We are a commune of inquiring, skeptical, politically centrist, capitalist, anglophile, traditionalist New England Yankee humans, humanoids, and animals with many interests beyond and above politics. Each of us has had a high-school education (or GED), but all had ADD so didn't pay attention very well, especially the dogs. Each one of us does "try my best to be just like I am," and none of us enjoys working for others, including for Maggie, from whom we receive neither a nickel nor a dime. Freedom from nags, cranks, government, do-gooders, control-freaks and idiots is all that we ask for.
BD, I think my Deere's 11 or 12 years old now and I love it. Very reliable. I don't want to fix it myself so I have a "crony capitalist" friend (we both own JD stock) give it a maintenance once-over every year. On the hilly, treed acre around my house I occasionally find myself mowing rocks, but the Deere takes a beating. We would be in a sad state if our (relative) "phitness" depended on whether or not we had a riding mower. Not to get too philosophical, but there is something very satisfying about mowing. You look back on things (from that yellow *seat*!) and really feel you've accomplished something.
Ralph Kinney Bennett
>I don't want to fix it myself so I have a "crony capitalist" friend (we both own JD stock)
Is this in response to my initial statement?
because I was referring to the fact that the bigger manufacturers put equipment "keys" on their computer modules that can only be accessed by "authorized repair persons" aka dealerships which charge upwards of $180/hr vs. our small independent shop that charges $50-60/hr. because You don't really own that piece of equipment.
I should also note that all this computerization has to do with emissions.
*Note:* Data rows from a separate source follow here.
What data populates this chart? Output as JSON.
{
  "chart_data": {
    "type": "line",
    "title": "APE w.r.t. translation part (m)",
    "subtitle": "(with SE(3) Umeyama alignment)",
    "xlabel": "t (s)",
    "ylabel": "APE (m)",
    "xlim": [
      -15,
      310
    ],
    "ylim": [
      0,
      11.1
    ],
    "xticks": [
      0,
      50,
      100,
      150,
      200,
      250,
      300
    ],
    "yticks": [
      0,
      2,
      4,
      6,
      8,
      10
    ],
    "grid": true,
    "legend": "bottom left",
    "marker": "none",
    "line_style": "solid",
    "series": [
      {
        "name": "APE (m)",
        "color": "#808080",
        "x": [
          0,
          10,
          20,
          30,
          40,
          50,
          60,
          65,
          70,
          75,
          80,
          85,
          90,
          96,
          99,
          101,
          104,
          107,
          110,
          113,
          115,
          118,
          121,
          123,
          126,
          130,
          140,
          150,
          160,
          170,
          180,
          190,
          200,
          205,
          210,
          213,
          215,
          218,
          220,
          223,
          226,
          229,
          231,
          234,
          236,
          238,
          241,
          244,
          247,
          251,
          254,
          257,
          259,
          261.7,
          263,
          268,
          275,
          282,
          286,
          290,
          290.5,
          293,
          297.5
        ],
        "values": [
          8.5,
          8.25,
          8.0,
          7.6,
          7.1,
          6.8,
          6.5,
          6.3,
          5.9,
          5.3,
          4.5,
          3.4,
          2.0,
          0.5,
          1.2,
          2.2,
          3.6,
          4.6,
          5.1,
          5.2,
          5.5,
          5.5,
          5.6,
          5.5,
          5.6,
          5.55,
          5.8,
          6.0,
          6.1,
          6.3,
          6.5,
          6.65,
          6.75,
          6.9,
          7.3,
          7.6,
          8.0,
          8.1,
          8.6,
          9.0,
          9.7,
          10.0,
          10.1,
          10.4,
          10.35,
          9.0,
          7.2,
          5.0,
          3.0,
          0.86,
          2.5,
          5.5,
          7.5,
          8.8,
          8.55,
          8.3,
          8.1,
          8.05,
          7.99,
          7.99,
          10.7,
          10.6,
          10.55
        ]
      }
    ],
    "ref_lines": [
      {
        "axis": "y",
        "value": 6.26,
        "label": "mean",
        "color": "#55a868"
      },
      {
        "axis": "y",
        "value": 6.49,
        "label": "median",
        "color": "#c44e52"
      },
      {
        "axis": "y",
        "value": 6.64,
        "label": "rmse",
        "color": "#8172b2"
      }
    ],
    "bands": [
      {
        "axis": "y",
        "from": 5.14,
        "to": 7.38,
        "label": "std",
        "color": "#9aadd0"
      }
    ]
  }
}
Left to our devices (without gvt handholding and constant global worming fears) we'd leave sulfur in fuel and corn/water out. The fields NEED the sulfur and your carburetor doesn't need the water.
Be assured, that was just a light-hearted pickup on your phrase. I understood what you were driving at and I pretty much agree with everything you said, especially about the role of the environazis in making machinery more troublesome. My "crony" is a retired Deere dealer/mechanic. Manufacturers are always dreaming of ways to build "loyalty" into their products and they love it when they manage to get legislators and bureaucrats to back them up. The "Check Engine" light seldom has anything to do with the engine, but usually signals some transgression against clean air pecksniffery.
Ralph Kinney Bennett
Nice Deere. I have a 1970 JD120. It is no longer in the mowing rotation and is just a keepsake. I now mow with a Kubota that is about 8 years old.
You have to keep on top of that grass or it will no longer be a pleasure to mow. Mowing rocks happens. A dinged blade can be replaced but do not compromise the driveshaft.
A new yellow seat from JD runs about $100. Kubota seats are about the same but in black.
Always wear gloves and ear protection.
Driving a little tractor is almost as much fun as running a big one. There is something about operating machinery.
Deere makes good stuff, but around here (smaller city, deep south) Deere dealers are losers. Poorly located, poor parts inventories, poor service turnarounds... I bought a Deere rider in 1978 from our local local dealer COD my driveway, and he still hasn't delivered it. After a week or so, I went out and bought a Snapper and have used them ever since. On my third or fourth one now. And word on the street is don't buy Deere except from a Deere dealer. The stuff they make for big box stores is said to be, uh, different, as in cheaply made.
On the bright side, I did buy a Deere edger with a B&S I/C off the floor from the same dealer in 1977, which I've maintained myself. It's supposedly a re-branded McLane. Still going strong. I had to do a little de-rusting over the years, change the guts of the cutterhead, replace the belt and pull cord a time or two and rebuild the carb. (I edge about 1,200 lf every couple of weeks from April to November, so it's been worked pretty hard for non-commercial use.)
I bought a Deere string trimmer once. Made in Mexico. I immediately returned it to the Home Depot. Went and bought a Stihl. That was pre-Y2K and it still runs.
I dug up a 30-40 pound field rock the other day. Now I don't run over it but I do have a good sized hole to fill. The rocks that show through are like icebergs: a little showing on the top and so much more beneath the surface.
That "green goo" does look problematic. It looks damp and apparently suffers from lack of sunlight. Moss grows in the worst dirt.
No Johnny Deere in my little burg. Kubota is the only choice in town if you want a dealer nearby. That orange Japanese stuff is really good. Not to say that there aren't some JD drivers around.
If only anything I own or could buy would give the service of my old '49 Farmall. I do like modern equipment but it will not be around for 65 years. The old H starts first time every time. It is not particularly easy to operate and is somewhat of a gas hog but I can work on it myself and it has a very distinctive growl at full throttle. Hundreds of thousands were made so it is not rare at all. Plenty are still in service and parts are available although not always cheap--nothing of any quality is these days.